As with all ILs, this is is a touchy subject and need some unbiased opinions please. Apologies for long post!
Some background info first. My SIL and I were pregnant at same time, she was a bit further on. I miscarried our fist baby a few months before she was due. I was heartbroken and very depressed. Took over a year for me to function again.
Meanwhile SIL had her baby. I was happy to be an aunt, but also coping with the loss of my first child. Still, would put on a brave face and visit, even babysat for them a few times. Her LO is an angel, and when I was around I would be happy and play with the baby, didn't want to have my cloud of gloom around the child. Every time I did though I would just be more depressed thinking how my baby should be there too playing with her cousin.
Tried explaining a few times how I felt, didn't want her to feel hurt if I didn't spend as much time as she would like around her baby, but it's quite hard to have a serious conversation with her in general. She just likes to "wind up" people, and wants everything to be fun and happy 24/7. So anytime I would go "there" she would quickly change the subject to other things, usually what milestones her baby was reaching, or the things her baby had done, or showing me cute baby photos. For my own sanity I had to take time for myself for a while and only seen them occasionally when I felt emotionally strong enough.

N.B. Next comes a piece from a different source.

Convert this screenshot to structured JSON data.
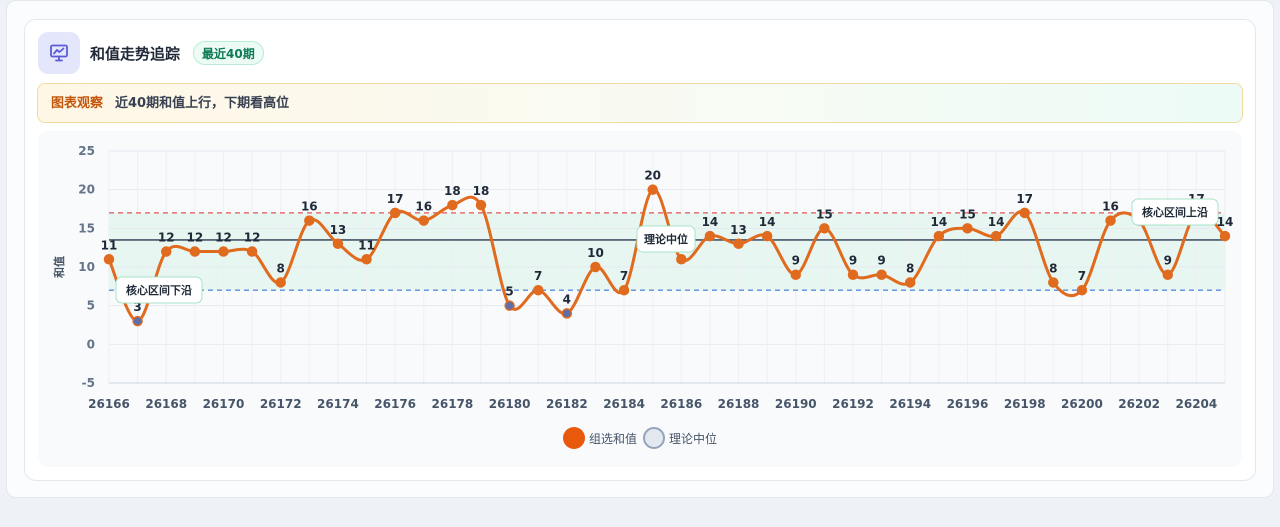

Eventually I started feeling better, and would try to arrange to go for lunch, or do things with her and the baby, but she was usually fully booked for weeks, even though she was on maternity leave
So would just see them at my PILs and family gatherings.
Now here's the "who is being unreasonable?" bit. I'm pregnant again. Have had a difficult pregnancy with a few scares and basically been on bedrest most of the time. SIL has started saying that my husband and I hardly see her baby, and she wants us to have a relationship with her child. Fair enough, so do we actually. Thing is, every time I've tried to arrange something in the past, or since being pregnant again invited her up to my house, always at any time and date it suits her because I'm stuck at home, she is too busy, has something else planned, or won't bother replying to my texts. I know she's near my home a lot because she's always checking in places on facebook around where I live, so it's not a question of my house being out of the way for her.
Now she's started making my husband (her brother) feel guilty, phoning him when he's just back home, even in the middle of dinner to complain that we don't see her child enough. He has visited them after work sometimes, which means he doesn't get home until at least 8pm those days.
My issue is that since feeling less depressed we tried to arrange to see them, but SIL more often than not is too busy. And now that we have our baby on the way, I'm concerned she's going to put more pressure on my husband to go and see her child at times when it suits her (by the looks of it after a long day at work), when quite soon he will be a dad himself and the baby he should be spending the little time he has after work during the week is his own.
So AIBU? If I am you can say so, just be nice about it pls!